I love you. Love you."
"Come
here, Nanina Nightingale. Come and give your poor old Maestro some of
your ‘specially sugary sugar."
My
mouth on his - the friction produced warmth and sweetness, with a
decided undertone of the expensive brandy he liked, flowing from his
tongue to mine. I slid my arms across the brocade of his jacket, none
too clean these days, and swayed a slender dancer's body against him.
Let
me assure you that my sophistication was assumed. It really doesn't
matter, then, or now. I was young, foolish, and drowning in love. I
was seventeen. He was thirty five… I believed he knew everything,
that he could see right through me with those bright blue eyes. He
probably could. He'd been my music master--and, more--my deity, ever
since I'd met him, in my ninth year.
His
jacket, now spotted and stained, must have been fine enough to wear
in the presence of the Emperor. Bright blue, it perfectly matched his
eyes. I can still feel the fabric sliding under my fingers as my arms
passed over his shoulders and around his neck. I can still see him a
woolly frizz of blonde hair, long, aquiline nose--a ram that had once
been an angel. Sometimes, when he was loving me in some exquisitely
naughty way and joyfully smiling while he did it, I could almost see
horns.
So
you will understand exactly how I loved him, so that you will know
that it was a real passion, I'll tell you that I adored the feel of
him, the smell of him, the taste of him. They've tried to turn him
into a tinkling porcelain angel, but I'm here to tell you, here and
now--he was not.
Mozart's
eyes were big, slightly protuberant, and as I’ve said, so blue.
Alarming, those eyes! Once they'd shone with the pure light of
genius, radiant and blissful as a summer sun. Nowadays, they were
simply wasted. My adored Maestro was mostly either drunk or hung
over.
He'd
fallen from grace. Everyone knew it. Creditors hounded him. There
were too many wild parties, not enough money. His wife had given up
coping, had gone back to the Baden spa where she had an on-going
romance with a big, handsome Major. And who could blame her? Pretty
Constance, in the last ungainly stages of yet another pregnancy,
fleeing Vienna after a winter of freezing and begging for handouts...
Even
a seventeen year old idolater could recognize her defection for
self preservation. I didn't judge her. I didn't judge myself. I was
simply glad to have her out of the way. When she was gone, he was
restless, at loose ends, spending most of his time hanging around our
theater. Of course, nothing could have suited me better…

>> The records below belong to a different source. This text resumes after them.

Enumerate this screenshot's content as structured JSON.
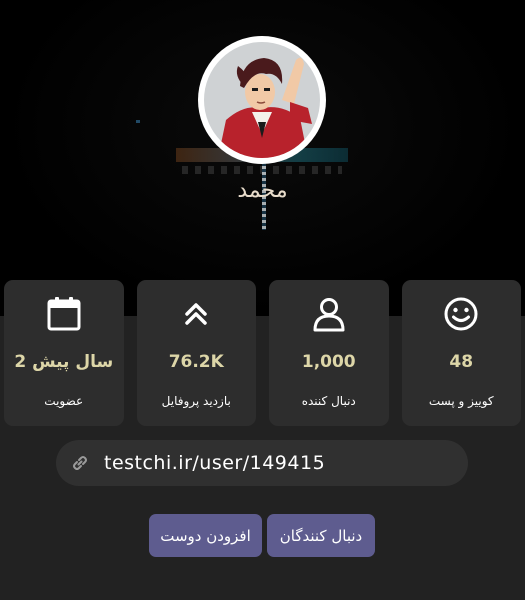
{
  "profile": {
    "name": "محمد",
    "avatar_icon": "avatar-image"
  },
  "stats": [
    {
      "icon": "smiley-icon",
      "value": "48",
      "label": "کوییز و پست"
    },
    {
      "icon": "user-icon",
      "value": "1,000",
      "label": "دنبال کننده"
    },
    {
      "icon": "chevrons-up-icon",
      "value": "76.2K",
      "label": "بازدید پروفایل"
    },
    {
      "icon": "calendar-icon",
      "value": "2 سال پیش",
      "label": "عضویت"
    }
  ],
  "profile_link": {
    "icon": "link-icon",
    "text": "testchi.ir/user/149415"
  },
  "actions": {
    "add_friend": "افزودن دوست",
    "followers": "دنبال کنندگان"
  },
  "colors": {
    "background": "#222222",
    "card": "#2d2d2d",
    "accent_text": "#ddd6a8",
    "button": "#5e5c8f"
  }
}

As I immersed in Nanina’s story, she started to wake me up at night. She told me how it was for her, this brief, searing experience of love. Even the death of Mozart could not bring about the death of her passion. Her sexual memories were hoarded, treasured, exactly like any modern fan-girl’s memories of a single night spent with a rock star idol. Moreover, those memories would be physical—each passage of the hand, taste of tongue and flesh, each kiss—etched into the mind, ecstasy preserved for endless re-runs. Not to tell the story as Nanina told it, to pretend that the last fifty years of freedom to talk about sex--about what it means to us, about what it does to us, about how it lifts us up and casts us down—wouldn’t be true, either for this character or for me.